Bruno Barillari – OBJ
È uno sguardo poetico quello di Bruno Barillari che, per questo progetto espositivo, ha scelto il fascino della pellicola in bianco e nero, quasi dimenticata nell’era digitale e la magia che avviene nella camera oscura. Nelle inquadrature sono finiti gli oggetti, spesso disseminati negli angoli più nascosti delle nostre case e delle nostre vite, spiega lo stesso fotografo.
Comunicato stampa
Si terrà dal 21 marzo al 5 aprile 2015 la mostra fotografica personale di Bruno Barillari allestita nelle sale della galleria Scaramuzza Arte Contemporanea a Lecce, in via Libertini, 70. Vernissage, con le bollicine di champagne Bruno Paillard, sabato 21 marzo ore 19. La presentazione sarà a cura del critico d’arte Toti Carpentieri e di Roberto Mutti direttore di Kairòs magazine, docente presso l’Istituto italiano di fotografia e l’Accademia del Teatro alla Scala di Milano e collaboratore del quotidiano “La Repubblica”.

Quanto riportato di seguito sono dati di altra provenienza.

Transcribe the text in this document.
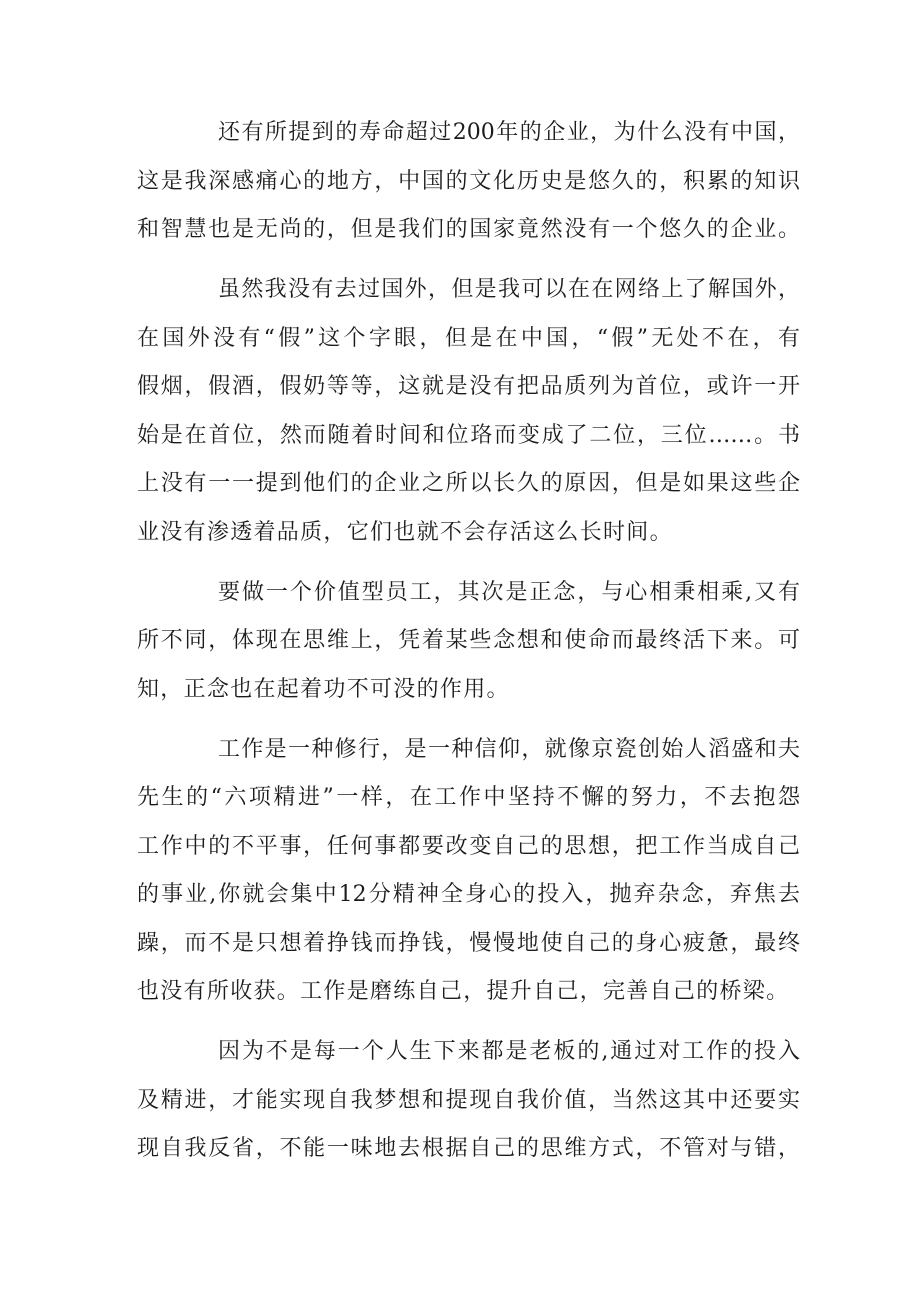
还有所提到的寿命超过200年的企业，为什么没有中国，
这是我深感痛心的地方，中国的文化历史是悠久的，积累的知识
和智慧也是无尚的，但是我们的国家竟然没有一个悠久的企业。
虽然我没有去过国外，但是我可以在在网络上了解国外，
在国外没有“假”这个字眼，但是在中国，“假”无处不在，有
假烟，假酒，假奶等等，这就是没有把品质列为首位，或许一开
始是在首位，然而随着时间和位珞而变成了二位，三位……。书
上没有一一提到他们的企业之所以长久的原因，但是如果这些企
业没有渗透着品质，它们也就不会存活这么长时间。
要做一个价值型员工，其次是正念，与心相秉相乘,又有
所不同，体现在思维上，凭着某些念想和使命而最终活下来。可
知，正念也在起着功不可没的作用。
工作是一种修行，是一种信仰，就像京瓷创始人滔盛和夫
先生的“六项精进”一样，在工作中坚持不懈的努力，不去抱怨
工作中的不平事，任何事都要改变自己的思想，把工作当成自己
的事业,你就会集中12分精神全身心的投入，抛弃杂念，弃焦去
躁，而不是只想着挣钱而挣钱，慢慢地使自己的身心疲惫，最终
也没有所收获。工作是磨练自己，提升自己，完善自己的桥梁。
因为不是每一个人生下来都是老板的,通过对工作的投入
及精进，才能实现自我梦想和提现自我价值，当然这其中还要实
现自我反省，不能一味地去根据自己的思维方式，不管对与错，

“.OBJ” il titolo emblematico rimanda alle iniziali del termine oggetto, (dal lat. mediev. obiectum, neutro sostantivato di obiectus, part. pass. di obicĕre) che, per definizione, significa «porre innanzi»; propr. «ciò che è posto innanzi (al pensiero o alla vista)».
È uno sguardo poetico quello di Bruno Barillari che, per questo progetto espositivo, ha scelto il fascino della pellicola in bianco e nero, quasi dimenticata nell’era digitale e la magia che avviene nella camera oscura. Nelle inquadrature sono finiti gli oggetti, spesso disseminati negli angoli più nascosti delle nostre case e delle nostre vite, spiega lo stesso fotografo: “gli oggetti si ripongono davanti ai nostri occhi e ai nostri pensieri e quando li guardiamo con l’anima o li tocchiamo con la pelle ci trasmettono quantità sufficienti di emozioni da farci crescere in un istante o rimanere bambini per tutta la vita”.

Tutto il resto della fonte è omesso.